The Anticipation of the Harvest
Speaking of watching plants grow, there’s plenty of happiness to be found just waiting for the first ripe tomato or racing your neighbor to see whose watermelon will grow the largest.
Front Row Seating at the Miracle of Life
By gardening, you get to witness firsthand how the miracle of life happens. If you have the pleasure of gardening with children, this enjoyment is compounded many-fold.
There’s something awe-inspiring and intensely reassuring about observing the natural, unchanging rhythm of nature. Ancient lore passed down from American Indians still holds true today, and the satisfaction of keeping in step with such age-old traditions is part of what makes gardening so rewarding.
The age-old study of phenology, or the correct times for planting certain crops by observing other plant and animal behaviors, is a great example of this rhythm. Old sayings like, “Plant corn when oak leaves are the size of a squirrel’s ear” have guided gardeners for ages. Here are a few other examples of these wise adages:
• When the yellow forsythia and crocus are blooming it’s the time to prune roses and fertilize the lawn
• Transplant peppers outside when the bearded iris is in bloom
• Plant your peas when the daffodils bloom
• When the elm leaves are the size of a penny, plant your kidney beans
• When peach trees are in full bloom, plant your hardy vegetable crops
• When the blossoms of the apple tree begin to fall, plant corn seeds
• When the flowering dogwood is in bloom, it’s safe to plant tomatoes, early corn and peppers
• Plant tomatoes and peppers when daylilies start to bloom
Since beautiful things naturally make us happy, plucking that perfect rose and inspecting its intricacy is an exhilarating experience.

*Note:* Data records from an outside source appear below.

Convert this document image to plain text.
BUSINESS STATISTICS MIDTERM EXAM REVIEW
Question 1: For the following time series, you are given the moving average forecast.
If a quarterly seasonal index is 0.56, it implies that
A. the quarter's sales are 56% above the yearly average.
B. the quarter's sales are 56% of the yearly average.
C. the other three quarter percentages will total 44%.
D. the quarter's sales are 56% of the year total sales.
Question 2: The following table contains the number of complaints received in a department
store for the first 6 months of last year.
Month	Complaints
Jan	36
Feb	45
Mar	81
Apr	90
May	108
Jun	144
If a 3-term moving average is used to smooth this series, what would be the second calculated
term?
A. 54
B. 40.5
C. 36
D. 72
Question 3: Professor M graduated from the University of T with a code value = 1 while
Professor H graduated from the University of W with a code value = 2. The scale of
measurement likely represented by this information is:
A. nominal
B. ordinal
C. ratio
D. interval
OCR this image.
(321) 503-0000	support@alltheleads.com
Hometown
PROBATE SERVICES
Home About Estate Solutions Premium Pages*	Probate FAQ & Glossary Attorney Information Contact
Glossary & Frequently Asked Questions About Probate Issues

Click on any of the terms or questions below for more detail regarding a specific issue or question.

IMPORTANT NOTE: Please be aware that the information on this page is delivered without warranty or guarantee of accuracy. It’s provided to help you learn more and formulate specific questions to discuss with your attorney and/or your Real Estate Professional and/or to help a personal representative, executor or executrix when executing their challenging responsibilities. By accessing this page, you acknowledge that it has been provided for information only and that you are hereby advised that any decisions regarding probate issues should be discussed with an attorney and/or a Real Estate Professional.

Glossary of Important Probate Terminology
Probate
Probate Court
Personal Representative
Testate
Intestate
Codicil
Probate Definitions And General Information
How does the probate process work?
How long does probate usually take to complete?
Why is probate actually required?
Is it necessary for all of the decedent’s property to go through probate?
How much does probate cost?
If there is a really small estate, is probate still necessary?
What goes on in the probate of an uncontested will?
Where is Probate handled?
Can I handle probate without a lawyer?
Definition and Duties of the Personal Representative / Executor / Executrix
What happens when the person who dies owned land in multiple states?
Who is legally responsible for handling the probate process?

“Stopping to smell the roses” isn’t a luxury; it’s a responsibility of anyone who expects to contribute their own measure of beauty to this world.
Edible Results That Replenish Every Year
In a world where economic downturns and recessions run the media, the fact that gardens are designed to self-replicate – with careful attention from you – inspires a sense of calmness in a chaotic world.

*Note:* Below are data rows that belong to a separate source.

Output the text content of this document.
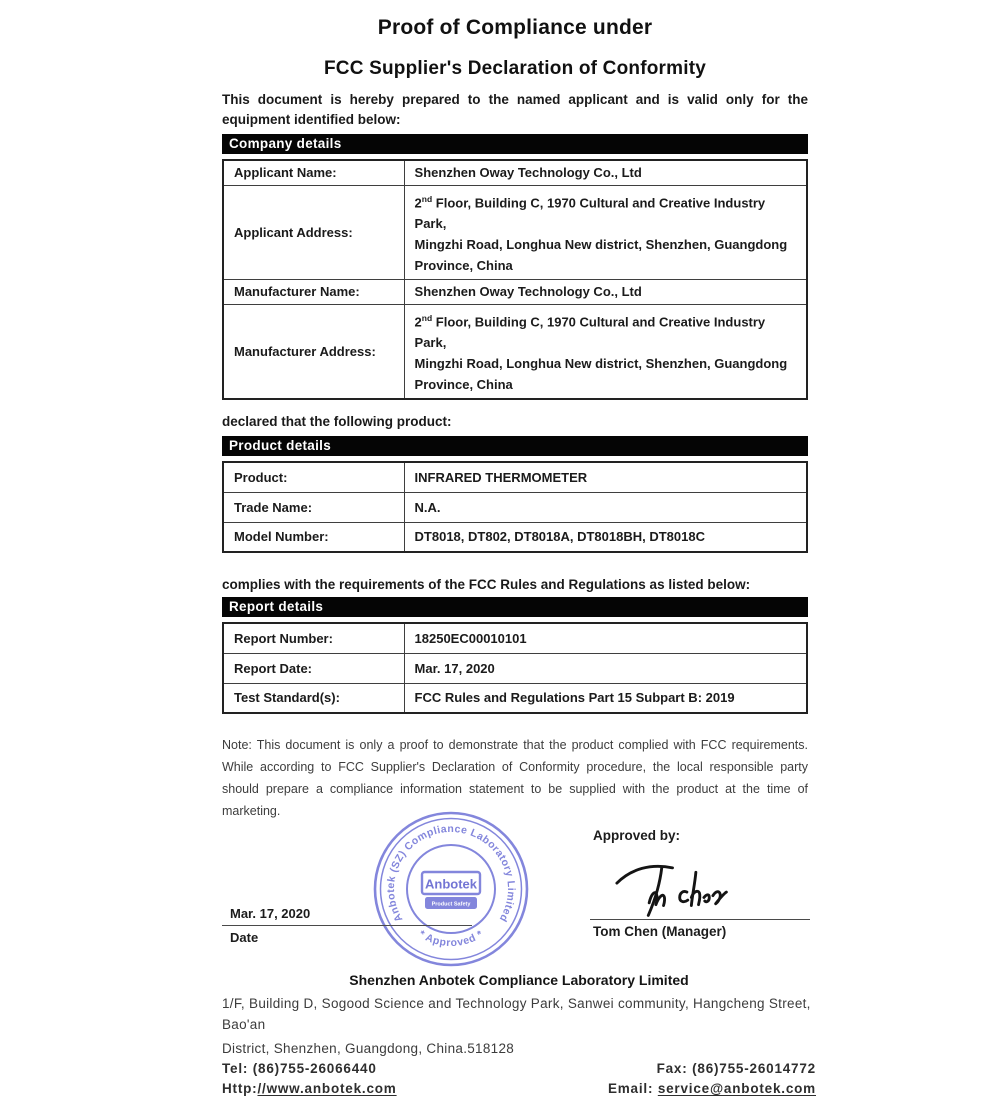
Proof of Compliance under
FCC Supplier's Declaration of Conformity

This document is hereby prepared to the named applicant and is valid only for the equipment identified below:

Company details
Applicant Name:	Shenzhen Oway Technology Co., Ltd
Applicant Address:	2nd Floor, Building C, 1970 Cultural and Creative Industry Park,
Mingzhi Road, Longhua New district, Shenzhen, Guangdong
Province, China

Manufacturer Name:	Shenzhen Oway Technology Co., Ltd
Manufacturer Address:	2nd Floor, Building C, 1970 Cultural and Creative Industry Park,
Mingzhi Road, Longhua New district, Shenzhen, Guangdong
Province, China

declared that the following product:

Product details
Product:	INFRARED THERMOMETER
Trade Name:	N.A.
Model Number:	DT8018, DT802, DT8018A, DT8018BH, DT8018C

complies with the requirements of the FCC Rules and Regulations as listed below:

Report details
Report Number:	18250EC00010101
Report Date:	Mar. 17, 2020
Test Standard(s):	FCC Rules and Regulations Part 15 Subpart B: 2019

Note: This document is only a proof to demonstrate that the product complied with FCC requirements. While according to FCC Supplier's Declaration of Conformity procedure, the local responsible party should prepare a compliance information statement to be supplied with the product at the time of marketing.

Anbotek (SZ) Compliance Laboratory Limited
* Approved *
Anbotek
Product Safety
Mar. 17, 2020
Date
Approved by:
Tom Chen (Manager)
Shenzhen Anbotek Compliance Laboratory Limited
1/F, Building D, Sogood Science and Technology Park, Sanwei community, Hangcheng Street, Bao'an
District, Shenzhen, Guangdong, China.518128
Tel: (86)755-26066440	Fax: (86)755-26014772
Http://www.anbotek.com	Email: service@anbotek.com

Yes, winter will come, and with it, the barrenness of dead things.
Still, spring will return. Seeds that were brown and lifeless will rot away, yet in their place, new life will emerge. It’s an allegory about all of life; it’s an allegory that the gardener is able to understand.
There’s no occupation that goes further back than gardening.

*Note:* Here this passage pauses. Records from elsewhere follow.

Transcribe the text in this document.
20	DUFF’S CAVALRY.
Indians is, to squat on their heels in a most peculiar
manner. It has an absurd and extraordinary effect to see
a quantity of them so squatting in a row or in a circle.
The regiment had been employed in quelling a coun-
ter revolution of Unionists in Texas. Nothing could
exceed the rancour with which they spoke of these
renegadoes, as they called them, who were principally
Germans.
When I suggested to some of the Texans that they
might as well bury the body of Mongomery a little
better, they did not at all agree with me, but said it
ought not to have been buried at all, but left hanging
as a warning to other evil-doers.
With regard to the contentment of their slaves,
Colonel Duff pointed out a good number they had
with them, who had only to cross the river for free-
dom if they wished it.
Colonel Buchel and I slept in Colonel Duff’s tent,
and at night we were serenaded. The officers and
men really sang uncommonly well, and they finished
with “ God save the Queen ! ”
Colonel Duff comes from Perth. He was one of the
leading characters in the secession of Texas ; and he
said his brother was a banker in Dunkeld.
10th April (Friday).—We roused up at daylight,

Ever since the Garden of Eden, men and women have been delighted with the miracle of creation that unfolds as each rotting seed transforms into a spectacular new plant capable of reproducing itself into oblivion given the right conditions.
Although an entire industry of pharmaceutically-derived happiness is being peddled with ever-increasing frequency, health and happiness are free for the asking, waiting for you buried in the dirt – right where they’ve been since the dawn of time.